Allah is not prepared to fulfil the desires and dreams of man by miraculously transporting him in the twinkling of an eye from the fertile landscape of the earth to the barren surface of the moon. He has, however, gifted man with intelligence and enabled him through diligent study, observation and experiment to discover and comprehend certain scientific laws enabling him, thereby, to achieve his goal - the conquest of the moon.
There are also spiritual laws which if recognised and observed can transport man from this mundane world to the blissful realm of heaven; but man must take the initiative if he wishes to succeed bearing in mind that Allah helps those who help themselves. Just as the successful flight of the spacecraft is dependent upon the control centre which directs its multifarious operations so does the spiritual flight of a man depend upon that inner quality — self-control.
Self-control is the underlying factor which, marks the character of man’s conduct. It is the directing influence in character building and should therefore receive intent cultivation and maintenance.
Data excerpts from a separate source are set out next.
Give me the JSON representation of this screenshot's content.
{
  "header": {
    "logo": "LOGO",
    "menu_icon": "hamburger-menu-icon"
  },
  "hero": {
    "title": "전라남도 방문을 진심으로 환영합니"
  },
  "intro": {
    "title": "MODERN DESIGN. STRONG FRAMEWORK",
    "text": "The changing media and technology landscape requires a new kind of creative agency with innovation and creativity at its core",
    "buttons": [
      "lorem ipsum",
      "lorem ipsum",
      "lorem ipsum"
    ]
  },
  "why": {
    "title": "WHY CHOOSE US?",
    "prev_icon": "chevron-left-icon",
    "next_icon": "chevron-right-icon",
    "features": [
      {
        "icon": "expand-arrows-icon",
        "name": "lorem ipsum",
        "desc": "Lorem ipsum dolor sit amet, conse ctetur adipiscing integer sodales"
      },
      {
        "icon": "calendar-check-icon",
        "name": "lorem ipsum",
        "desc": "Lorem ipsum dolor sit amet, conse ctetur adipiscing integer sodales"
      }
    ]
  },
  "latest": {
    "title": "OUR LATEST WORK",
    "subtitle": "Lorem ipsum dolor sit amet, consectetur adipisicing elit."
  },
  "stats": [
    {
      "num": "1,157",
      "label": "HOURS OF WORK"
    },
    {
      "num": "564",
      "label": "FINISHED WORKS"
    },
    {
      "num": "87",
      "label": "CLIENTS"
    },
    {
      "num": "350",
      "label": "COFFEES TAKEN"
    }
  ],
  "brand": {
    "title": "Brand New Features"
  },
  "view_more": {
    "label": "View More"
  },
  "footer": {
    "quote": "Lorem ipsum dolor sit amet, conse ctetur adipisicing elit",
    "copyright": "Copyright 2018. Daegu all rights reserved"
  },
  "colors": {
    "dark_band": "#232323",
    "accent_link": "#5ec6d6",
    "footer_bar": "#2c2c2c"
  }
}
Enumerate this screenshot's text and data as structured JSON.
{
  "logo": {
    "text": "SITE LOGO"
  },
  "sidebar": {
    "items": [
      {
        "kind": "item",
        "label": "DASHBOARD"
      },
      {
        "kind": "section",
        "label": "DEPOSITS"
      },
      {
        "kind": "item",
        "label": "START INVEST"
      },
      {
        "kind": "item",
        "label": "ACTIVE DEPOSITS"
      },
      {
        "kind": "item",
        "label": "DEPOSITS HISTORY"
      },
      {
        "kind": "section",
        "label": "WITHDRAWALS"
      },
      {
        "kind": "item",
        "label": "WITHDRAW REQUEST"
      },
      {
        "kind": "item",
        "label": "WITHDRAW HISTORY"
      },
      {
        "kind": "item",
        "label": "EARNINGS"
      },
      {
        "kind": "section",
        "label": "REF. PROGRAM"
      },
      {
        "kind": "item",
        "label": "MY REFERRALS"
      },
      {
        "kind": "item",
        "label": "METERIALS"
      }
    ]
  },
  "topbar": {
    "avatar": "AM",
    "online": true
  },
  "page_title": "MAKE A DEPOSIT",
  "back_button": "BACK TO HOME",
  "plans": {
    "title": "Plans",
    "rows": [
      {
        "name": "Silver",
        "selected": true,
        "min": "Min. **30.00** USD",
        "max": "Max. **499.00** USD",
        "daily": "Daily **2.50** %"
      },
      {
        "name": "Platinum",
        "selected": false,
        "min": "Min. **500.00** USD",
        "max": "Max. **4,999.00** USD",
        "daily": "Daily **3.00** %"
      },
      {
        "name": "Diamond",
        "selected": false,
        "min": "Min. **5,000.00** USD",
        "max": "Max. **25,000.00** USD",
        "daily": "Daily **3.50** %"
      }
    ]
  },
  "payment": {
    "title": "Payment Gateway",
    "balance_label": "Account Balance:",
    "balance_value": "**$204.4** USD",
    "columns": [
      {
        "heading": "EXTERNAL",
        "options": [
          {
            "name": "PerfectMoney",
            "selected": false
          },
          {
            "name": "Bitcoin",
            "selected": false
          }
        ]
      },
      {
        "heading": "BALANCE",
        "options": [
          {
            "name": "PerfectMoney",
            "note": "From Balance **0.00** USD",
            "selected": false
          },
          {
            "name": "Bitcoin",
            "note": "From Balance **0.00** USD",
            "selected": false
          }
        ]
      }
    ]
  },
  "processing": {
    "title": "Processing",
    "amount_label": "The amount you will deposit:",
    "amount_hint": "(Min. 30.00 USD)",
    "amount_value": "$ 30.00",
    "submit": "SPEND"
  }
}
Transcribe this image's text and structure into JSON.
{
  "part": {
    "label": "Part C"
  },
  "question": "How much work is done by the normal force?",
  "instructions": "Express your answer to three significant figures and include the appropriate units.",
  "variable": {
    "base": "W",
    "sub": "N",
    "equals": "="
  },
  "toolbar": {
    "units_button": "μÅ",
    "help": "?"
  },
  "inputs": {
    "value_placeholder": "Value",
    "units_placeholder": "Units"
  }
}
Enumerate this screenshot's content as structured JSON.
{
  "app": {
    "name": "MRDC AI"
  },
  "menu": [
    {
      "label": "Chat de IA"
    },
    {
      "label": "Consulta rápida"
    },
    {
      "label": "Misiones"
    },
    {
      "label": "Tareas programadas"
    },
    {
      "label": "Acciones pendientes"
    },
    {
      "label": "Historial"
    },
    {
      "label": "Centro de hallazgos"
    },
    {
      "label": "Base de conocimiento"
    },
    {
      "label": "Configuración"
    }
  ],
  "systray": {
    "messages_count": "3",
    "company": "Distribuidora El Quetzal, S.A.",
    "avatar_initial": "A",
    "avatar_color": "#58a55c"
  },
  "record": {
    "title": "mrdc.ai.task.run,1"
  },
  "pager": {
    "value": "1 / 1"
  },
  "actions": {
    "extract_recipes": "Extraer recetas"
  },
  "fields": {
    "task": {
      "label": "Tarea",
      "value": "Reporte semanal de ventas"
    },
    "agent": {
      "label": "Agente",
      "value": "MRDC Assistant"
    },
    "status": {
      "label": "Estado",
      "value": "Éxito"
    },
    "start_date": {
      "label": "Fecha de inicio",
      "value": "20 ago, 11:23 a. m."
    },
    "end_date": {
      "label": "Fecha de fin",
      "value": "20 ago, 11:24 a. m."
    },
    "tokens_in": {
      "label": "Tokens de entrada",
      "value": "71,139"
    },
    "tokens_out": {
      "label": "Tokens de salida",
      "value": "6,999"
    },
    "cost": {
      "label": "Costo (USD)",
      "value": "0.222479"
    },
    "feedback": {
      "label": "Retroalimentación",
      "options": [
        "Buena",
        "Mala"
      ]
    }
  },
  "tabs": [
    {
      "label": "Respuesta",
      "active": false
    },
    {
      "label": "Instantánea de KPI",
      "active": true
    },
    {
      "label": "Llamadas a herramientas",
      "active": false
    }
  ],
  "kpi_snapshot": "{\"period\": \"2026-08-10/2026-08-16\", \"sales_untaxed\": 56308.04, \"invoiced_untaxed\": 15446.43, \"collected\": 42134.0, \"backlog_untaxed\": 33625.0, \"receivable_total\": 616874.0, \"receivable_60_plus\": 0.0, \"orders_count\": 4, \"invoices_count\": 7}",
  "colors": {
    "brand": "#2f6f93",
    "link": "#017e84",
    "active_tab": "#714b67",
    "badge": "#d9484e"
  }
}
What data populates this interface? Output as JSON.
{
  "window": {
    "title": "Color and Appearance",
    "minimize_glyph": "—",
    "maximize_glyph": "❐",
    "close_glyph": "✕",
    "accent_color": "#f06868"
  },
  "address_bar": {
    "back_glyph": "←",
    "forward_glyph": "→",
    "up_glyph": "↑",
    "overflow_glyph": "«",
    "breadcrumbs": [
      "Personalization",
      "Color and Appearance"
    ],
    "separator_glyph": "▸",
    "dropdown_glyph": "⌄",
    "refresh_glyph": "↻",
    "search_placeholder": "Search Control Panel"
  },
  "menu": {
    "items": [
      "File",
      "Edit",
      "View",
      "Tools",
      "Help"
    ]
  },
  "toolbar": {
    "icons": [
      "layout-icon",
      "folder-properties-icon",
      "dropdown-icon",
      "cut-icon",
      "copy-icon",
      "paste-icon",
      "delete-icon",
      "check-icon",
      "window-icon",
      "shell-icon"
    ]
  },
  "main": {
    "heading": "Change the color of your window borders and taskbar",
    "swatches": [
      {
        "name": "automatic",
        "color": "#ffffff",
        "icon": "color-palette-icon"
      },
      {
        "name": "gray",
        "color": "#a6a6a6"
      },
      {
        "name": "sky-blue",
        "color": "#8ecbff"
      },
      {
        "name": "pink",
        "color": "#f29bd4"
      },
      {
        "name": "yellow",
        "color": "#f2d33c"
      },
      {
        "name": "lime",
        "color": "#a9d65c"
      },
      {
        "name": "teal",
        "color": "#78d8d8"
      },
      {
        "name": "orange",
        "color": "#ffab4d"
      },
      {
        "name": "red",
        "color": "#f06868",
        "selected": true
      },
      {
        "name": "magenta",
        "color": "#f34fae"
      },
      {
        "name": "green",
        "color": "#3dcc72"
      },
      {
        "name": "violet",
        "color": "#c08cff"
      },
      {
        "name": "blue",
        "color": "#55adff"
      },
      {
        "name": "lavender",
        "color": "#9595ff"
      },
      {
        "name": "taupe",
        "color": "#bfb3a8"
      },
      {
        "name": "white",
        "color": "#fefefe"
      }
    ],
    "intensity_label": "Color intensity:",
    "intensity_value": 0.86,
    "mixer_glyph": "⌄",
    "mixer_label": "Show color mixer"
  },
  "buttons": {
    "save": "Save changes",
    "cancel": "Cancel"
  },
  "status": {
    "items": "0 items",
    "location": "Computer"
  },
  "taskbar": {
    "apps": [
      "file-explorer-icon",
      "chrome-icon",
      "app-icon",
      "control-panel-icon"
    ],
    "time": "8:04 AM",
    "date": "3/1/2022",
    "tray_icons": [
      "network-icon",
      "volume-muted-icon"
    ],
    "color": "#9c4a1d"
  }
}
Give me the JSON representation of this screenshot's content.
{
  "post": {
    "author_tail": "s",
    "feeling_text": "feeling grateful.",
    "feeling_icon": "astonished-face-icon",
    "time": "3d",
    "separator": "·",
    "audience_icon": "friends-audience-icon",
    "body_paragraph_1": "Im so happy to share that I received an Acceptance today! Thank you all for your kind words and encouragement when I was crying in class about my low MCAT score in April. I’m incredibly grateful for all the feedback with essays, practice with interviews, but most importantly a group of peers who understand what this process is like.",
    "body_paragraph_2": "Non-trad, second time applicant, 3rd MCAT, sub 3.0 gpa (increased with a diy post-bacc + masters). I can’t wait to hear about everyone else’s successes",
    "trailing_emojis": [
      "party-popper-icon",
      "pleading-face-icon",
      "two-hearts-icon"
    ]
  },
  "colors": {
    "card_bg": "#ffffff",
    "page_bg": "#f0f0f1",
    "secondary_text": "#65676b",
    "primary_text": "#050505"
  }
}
The power lies within man to elevate his character to almost limitless heights. He possesses the master key but his progress or retrogression depend largely upon himself. True, all power rests with Allah but He helps those who help themselves: Self-control governed every act, word and movement of the Holy Prophet Muhammad (may peace be on him). He never swerved from his path of duty and exercised the utmost patience under the severest hardships and provocations. He was the embodiment of charm, patience, forbearance, truthfulness, honesty, courage, justice and all the other noble virtues of Islam. He was indeed - as Hadhrat Ayesha declared, an embodiment of the Holy Qur’an. Self-control moulds the character of a happy life: ‘He alone is happy who is free from hatred and malice and has his passions under control. ’Self control increases self-respect: ‘Respect yourself or no one will respect you.’ (Proverb). Self-control also attracts respect: ‘He who maintains self-respect is never degraded in the sight of others.' (Hadhrat Ali (ra) ). Self-control develops the virtue of all virtues - patience: “O you who believe be patient and enjoin patience and be firm and fear Allah that you may prosper “ (Surah, 3 : Verse.199)
Self-control fosters obedience without which no belief can make progress on the right path: “O you who believe, obey Allah and obey the apostle and those in authority among you (Surah, 4 : Verse, 59) Developing the art of self-control ranks among the higher and most rewarding of education; but it should be remembered that the best instruction can only be of help to the extent to which it is put into practice.
Self-control is not a gift but an accomplishment; and the secret of accomplishment is concentration which transmutes strong desires and mental visions into physical realities. We are the architects of our own souls and Allah is our Guide and Helper.